24th United States Ambassador to Canada
- In office July 3, 1992 – February 28, 1993
- President: George H. W. Bush Bill Clinton
- Preceded by: Edward N. Ney
- Succeeded by: James Blanchard

Personal details
- Born: January 12, 1940 Barrow-in-Furness, Lancashire, England
- Died: November 29, 2024 (aged 84) Washington, D.C., U.S.
- Spouse: Victoria Ann Casey
- Children: 5

= Peter B. Teeley =

American diplomat (1940–2024)

Peter Barry Teeley (January 12, 1940 – November 29, 2024) was an American political consultant and diplomat, who served as press secretary to Vice President George H. W. Bush from 1981 to 1985, and as United States Ambassador to Canada from 1992 to 1993.

==Career==
Teeley was born on January 12, 1940, in Barrow-in-Furness, and moved to the United States with his family in 1947.

Teeley was press secretary to Senators Robert P. Griffin and Jacob Javits prior to joining Gerald Ford's campaign staff in 1976. Following Ford's defeat in that year's presidential election, he became communications director for the Republican National Committee, and joined Bush's campaign staff in 1980. He served as Press Secretary on the Bush campaign when wrote in to Bush's speeches attacking Ronald Reagan's economic policy as "Voodoo economics".

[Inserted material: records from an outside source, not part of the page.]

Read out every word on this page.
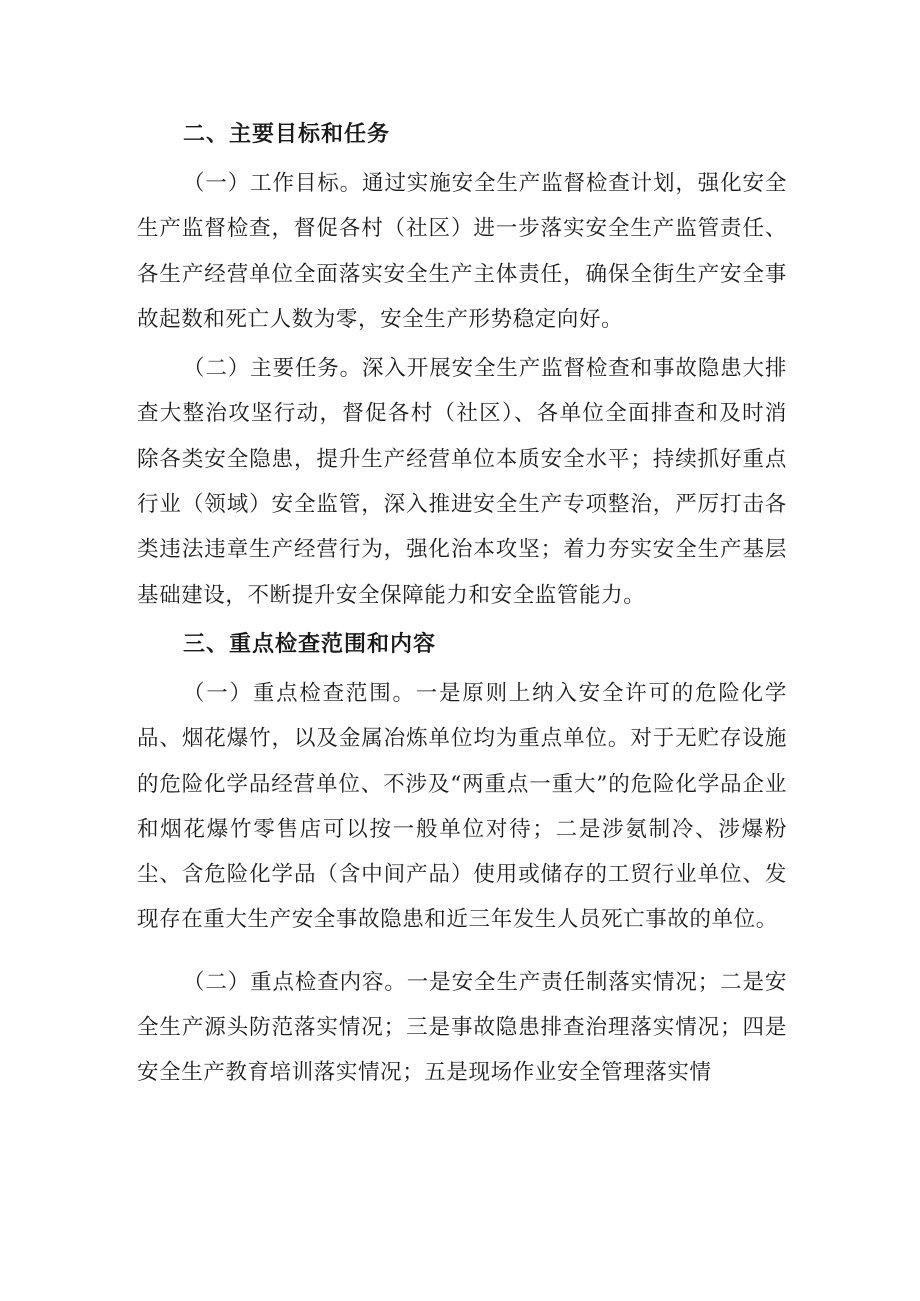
二、主要目标和任务

（一）工作目标。通过实施安全生产监督检查计划，强化安全生产监督检查，督促各村（社区）进一步落实安全生产监管责任、各生产经营单位全面落实安全生产主体责任，确保全街生产安全事故起数和死亡人数为零，安全生产形势稳定向好。

（二）主要任务。深入开展安全生产监督检查和事故隐患大排查大整治攻坚行动，督促各村（社区）、各单位全面排查和及时消除各类安全隐患，提升生产经营单位本质安全水平；持续抓好重点行业（领域）安全监管，深入推进安全生产专项整治，严厉打击各类违法违章生产经营行为，强化治本攻坚；着力夯实安全生产基层基础建设，不断提升安全保障能力和安全监管能力。

三、重点检查范围和内容

（一）重点检查范围。一是原则上纳入安全许可的危险化学品、烟花爆竹，以及金属冶炼单位均为重点单位。对于无贮存设施的危险化学品经营单位、不涉及“两重点一重大”的危险化学品企业和烟花爆竹零售店可以按一般单位对待；二是涉氨制冷、涉爆粉尘、含危险化学品（含中间产品）使用或储存的工贸行业单位、发现存在重大生产安全事故隐患和近三年发生人员死亡事故的单位。

（二）重点检查内容。一是安全生产责任制落实情况；二是安全生产源头防范落实情况；三是事故隐患排查治理落实情况；四是安全生产教育培训落实情况；五是现场作业安全管理落实情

He left the White House in 1985 to launch his own consulting firm, but was later appointed the American representative to the United Nations Children's Fund in 1990.

He was appointed United States Ambassador to Canada in 1992, and served until February 28, 1993, shortly after Bill Clinton succeeded Bush to the presidency. He subsequently joined Amgen as its vice-president of government and public relations.

Teeley was diagnosed with cancer in 1991. He subsequently published a book about his treatment and recovery, The Complete Cancer Survival Guide, in 2000. Teeley died of cancer at MedStar Georgetown University Hospital, on November 29, 2024, at the age of 84.